Но тут рыцарь с высот, куда его унесло разыгравшееся воображение, спустился обратно на землю. Куда двинуть из Троупей, где нанести новый удар шведам?

И тогда он вспомнил про найденные на трупе Гамильтона бумаги, которые дал ему Акба-Улан. Сунув руку за пазуху, Кмициц достал их, глянул — и на лице его выразилось изумление.

На пакете отчетливо было выведено женской рукой:

«Ясновельможному пану Бабиничу, полковнику татарских и волонтерских войск».

— Мне?.. — проговорил пан Анджей.

Печать была сломана; торопливо развернув письмо, Кмициц расправил его ударом ладони и стал читать.

Но прежде чем дочитал до конца, руки его задрожали, он переменился в лице и вскричал:

— Хвала тебе, господи! Боже милосердный! Вот ты и удостоил меня награды!

И, обхватив обеими руками подножье распятия, стал биться об него льняной головою. По-другому благодарить всевышнего в ту минуту Кмициц не мог, других слов не нашел, ибо радость, как порыв ветра, охватила его и вознесла под самые небеса.

Это было письмо Ануси Борзобогатой. Шведы нашли его на теле Юра Биллевича, и вот теперь, побывав еще на одном трупе, оно дошло до Кмицица. В голове пана Анджея с быстротою татарских стрел замелькали тысячи мыслей.

Значит, Оленька не в Беловежской пуще, а в отряде Биллевича? И он, именно он, ее спас, а вместе с нею и те самые Волмонтовичи, которые некогда спалили в отместку за своих товарищей! Видно, рука провидения так направляла его, чтобы он разом искупил свою вину и перед Оленькой, и перед Лаудой. Вот и смыл он с себя пятно! Неужто и теперь она его не простит? А вся эта лауданская братия? Неужто откажут в благословении? И что скажет любимая, считающая его предателем, когда узнает, что тот самый Бабинич, который расправился с Радзивиллом, который по пояс искупался в немецкой и шведской крови, который во всей Жмуди врага истребил, рассеял, прогнал в Пруссию и Лифляндию, — это он, Кмициц, и не прежний забияка, не изгнанник, не предатель, а защитник веры, короля, отечества!

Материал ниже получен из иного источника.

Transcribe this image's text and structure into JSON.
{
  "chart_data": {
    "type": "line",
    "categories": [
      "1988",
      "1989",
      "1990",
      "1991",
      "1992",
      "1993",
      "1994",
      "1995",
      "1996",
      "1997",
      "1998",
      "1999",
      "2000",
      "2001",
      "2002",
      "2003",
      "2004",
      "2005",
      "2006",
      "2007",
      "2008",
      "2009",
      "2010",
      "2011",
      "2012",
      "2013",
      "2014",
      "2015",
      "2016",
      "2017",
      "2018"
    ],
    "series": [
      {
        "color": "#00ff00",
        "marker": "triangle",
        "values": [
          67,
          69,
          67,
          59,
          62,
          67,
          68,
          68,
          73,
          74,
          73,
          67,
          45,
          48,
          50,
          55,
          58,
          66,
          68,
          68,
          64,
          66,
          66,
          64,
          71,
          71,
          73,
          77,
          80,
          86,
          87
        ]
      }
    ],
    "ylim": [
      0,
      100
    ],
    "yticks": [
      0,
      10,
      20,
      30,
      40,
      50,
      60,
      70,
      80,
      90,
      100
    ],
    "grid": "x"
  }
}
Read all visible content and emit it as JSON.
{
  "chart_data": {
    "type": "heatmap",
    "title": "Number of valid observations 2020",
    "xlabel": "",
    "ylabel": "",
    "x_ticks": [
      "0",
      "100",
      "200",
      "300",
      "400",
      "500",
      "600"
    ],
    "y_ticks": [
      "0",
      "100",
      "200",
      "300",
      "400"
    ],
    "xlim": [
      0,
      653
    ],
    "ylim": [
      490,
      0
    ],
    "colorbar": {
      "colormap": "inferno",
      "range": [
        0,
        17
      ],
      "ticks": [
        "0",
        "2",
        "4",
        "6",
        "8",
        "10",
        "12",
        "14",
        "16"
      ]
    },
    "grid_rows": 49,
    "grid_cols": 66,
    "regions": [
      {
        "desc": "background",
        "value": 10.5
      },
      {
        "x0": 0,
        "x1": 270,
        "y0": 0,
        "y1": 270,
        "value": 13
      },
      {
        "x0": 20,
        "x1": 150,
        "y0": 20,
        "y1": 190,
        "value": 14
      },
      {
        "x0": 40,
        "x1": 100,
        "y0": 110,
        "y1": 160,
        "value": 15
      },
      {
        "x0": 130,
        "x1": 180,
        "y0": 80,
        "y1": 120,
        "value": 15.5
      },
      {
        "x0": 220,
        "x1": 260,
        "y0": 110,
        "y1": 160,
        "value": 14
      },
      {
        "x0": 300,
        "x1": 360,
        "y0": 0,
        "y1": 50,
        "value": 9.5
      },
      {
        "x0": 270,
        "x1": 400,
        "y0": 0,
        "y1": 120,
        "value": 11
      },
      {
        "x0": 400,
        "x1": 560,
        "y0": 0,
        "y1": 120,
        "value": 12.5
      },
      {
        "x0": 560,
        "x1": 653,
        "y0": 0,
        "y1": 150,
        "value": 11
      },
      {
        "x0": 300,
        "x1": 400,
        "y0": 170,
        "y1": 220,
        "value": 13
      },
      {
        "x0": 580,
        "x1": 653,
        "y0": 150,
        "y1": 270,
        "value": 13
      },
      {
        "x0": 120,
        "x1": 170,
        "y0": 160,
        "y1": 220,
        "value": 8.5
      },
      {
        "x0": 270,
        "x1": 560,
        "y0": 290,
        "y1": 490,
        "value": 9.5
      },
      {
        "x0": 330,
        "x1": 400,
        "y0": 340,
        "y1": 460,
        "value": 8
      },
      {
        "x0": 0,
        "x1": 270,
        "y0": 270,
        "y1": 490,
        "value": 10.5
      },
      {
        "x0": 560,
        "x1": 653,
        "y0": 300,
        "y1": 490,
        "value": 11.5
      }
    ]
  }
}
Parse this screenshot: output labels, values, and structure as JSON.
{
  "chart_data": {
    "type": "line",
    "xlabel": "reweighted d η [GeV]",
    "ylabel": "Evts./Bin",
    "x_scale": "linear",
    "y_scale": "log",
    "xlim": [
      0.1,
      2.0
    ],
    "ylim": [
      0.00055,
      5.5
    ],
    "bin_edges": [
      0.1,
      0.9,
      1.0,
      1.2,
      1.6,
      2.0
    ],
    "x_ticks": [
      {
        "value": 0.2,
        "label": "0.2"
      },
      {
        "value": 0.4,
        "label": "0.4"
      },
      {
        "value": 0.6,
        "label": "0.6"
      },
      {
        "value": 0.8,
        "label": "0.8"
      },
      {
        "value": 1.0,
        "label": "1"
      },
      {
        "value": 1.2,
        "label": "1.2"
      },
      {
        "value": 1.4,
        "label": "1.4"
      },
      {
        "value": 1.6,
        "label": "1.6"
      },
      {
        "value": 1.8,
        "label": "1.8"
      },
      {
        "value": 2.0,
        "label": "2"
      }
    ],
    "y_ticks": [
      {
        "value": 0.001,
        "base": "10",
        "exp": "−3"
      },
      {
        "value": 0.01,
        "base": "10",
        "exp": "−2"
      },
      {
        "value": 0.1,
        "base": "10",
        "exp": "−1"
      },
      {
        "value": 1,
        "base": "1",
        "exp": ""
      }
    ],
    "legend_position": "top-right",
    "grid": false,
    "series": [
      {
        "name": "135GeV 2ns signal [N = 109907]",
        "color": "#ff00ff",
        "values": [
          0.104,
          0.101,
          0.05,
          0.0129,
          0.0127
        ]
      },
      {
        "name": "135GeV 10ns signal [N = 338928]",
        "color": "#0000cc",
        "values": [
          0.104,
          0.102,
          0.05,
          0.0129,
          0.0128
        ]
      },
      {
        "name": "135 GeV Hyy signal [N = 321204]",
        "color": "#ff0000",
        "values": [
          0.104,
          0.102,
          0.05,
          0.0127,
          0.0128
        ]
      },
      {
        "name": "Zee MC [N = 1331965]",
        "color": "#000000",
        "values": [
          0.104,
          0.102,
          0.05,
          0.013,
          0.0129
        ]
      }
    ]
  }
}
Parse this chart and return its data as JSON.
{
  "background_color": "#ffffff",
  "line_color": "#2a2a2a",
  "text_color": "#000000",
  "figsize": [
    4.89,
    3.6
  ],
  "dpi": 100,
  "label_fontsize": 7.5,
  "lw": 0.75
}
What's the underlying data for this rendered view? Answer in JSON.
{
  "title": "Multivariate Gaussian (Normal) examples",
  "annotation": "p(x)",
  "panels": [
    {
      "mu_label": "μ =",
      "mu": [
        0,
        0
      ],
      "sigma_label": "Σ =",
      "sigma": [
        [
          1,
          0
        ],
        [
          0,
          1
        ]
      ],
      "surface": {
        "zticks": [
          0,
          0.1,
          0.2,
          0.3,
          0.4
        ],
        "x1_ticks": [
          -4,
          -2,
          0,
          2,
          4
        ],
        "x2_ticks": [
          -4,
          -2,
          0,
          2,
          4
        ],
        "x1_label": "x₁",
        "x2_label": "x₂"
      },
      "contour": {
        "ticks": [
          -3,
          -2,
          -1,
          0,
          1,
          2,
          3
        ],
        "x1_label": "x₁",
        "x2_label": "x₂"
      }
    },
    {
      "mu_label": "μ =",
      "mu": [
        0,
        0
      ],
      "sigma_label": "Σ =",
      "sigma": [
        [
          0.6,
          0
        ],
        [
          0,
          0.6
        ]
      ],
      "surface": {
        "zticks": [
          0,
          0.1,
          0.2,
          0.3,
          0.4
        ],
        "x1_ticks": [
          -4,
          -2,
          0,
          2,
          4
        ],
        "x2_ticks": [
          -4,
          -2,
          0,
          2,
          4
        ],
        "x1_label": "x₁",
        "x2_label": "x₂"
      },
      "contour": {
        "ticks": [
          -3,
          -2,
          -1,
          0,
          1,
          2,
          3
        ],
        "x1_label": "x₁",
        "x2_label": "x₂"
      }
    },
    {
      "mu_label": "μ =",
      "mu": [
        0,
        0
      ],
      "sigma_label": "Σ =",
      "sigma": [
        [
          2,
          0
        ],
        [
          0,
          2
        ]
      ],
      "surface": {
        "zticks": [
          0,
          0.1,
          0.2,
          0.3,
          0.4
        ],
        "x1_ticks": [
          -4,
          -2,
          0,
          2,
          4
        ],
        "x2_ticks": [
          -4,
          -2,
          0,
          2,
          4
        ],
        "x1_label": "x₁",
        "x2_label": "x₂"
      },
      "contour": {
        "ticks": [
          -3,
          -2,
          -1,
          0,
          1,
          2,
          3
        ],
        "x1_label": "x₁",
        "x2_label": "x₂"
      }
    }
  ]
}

А ведь хотелось пану Анджею сразу же после перехода жмудской границы раструбить на весь свет, кто таков этот знаменитый Бабинич, и не сделал он этого лишь из боязни, что при одном только упоминании его настоящего имени все от него отвернутся, заподозрят в обмане и откажут в доверии и помощи. Ведь всего два года прошло[162] с тех пор, как он, одураченный Радзивиллом, громил хоругви, которые не хотели присоединяться к князю, восставшему против короля и отечества. Всего два года назад он был правой рукой подлого изменника!

Но теперь все переменилось! Теперь, после стольких побед, овеянный такою славой, он вправе прийти к девушке и сказать: «Я — Кмициц, и я твой спаситель!» Все Жмуди вправе крикнуть: «Я — Кмициц, и я твой спаситель!»

И ведь до Волмонтовичей рукой подать! Неделю Бабинич гнался за Гамильтоном, но Кмицицу не понадобится недели, чтобы оказаться у Оленькиных ног.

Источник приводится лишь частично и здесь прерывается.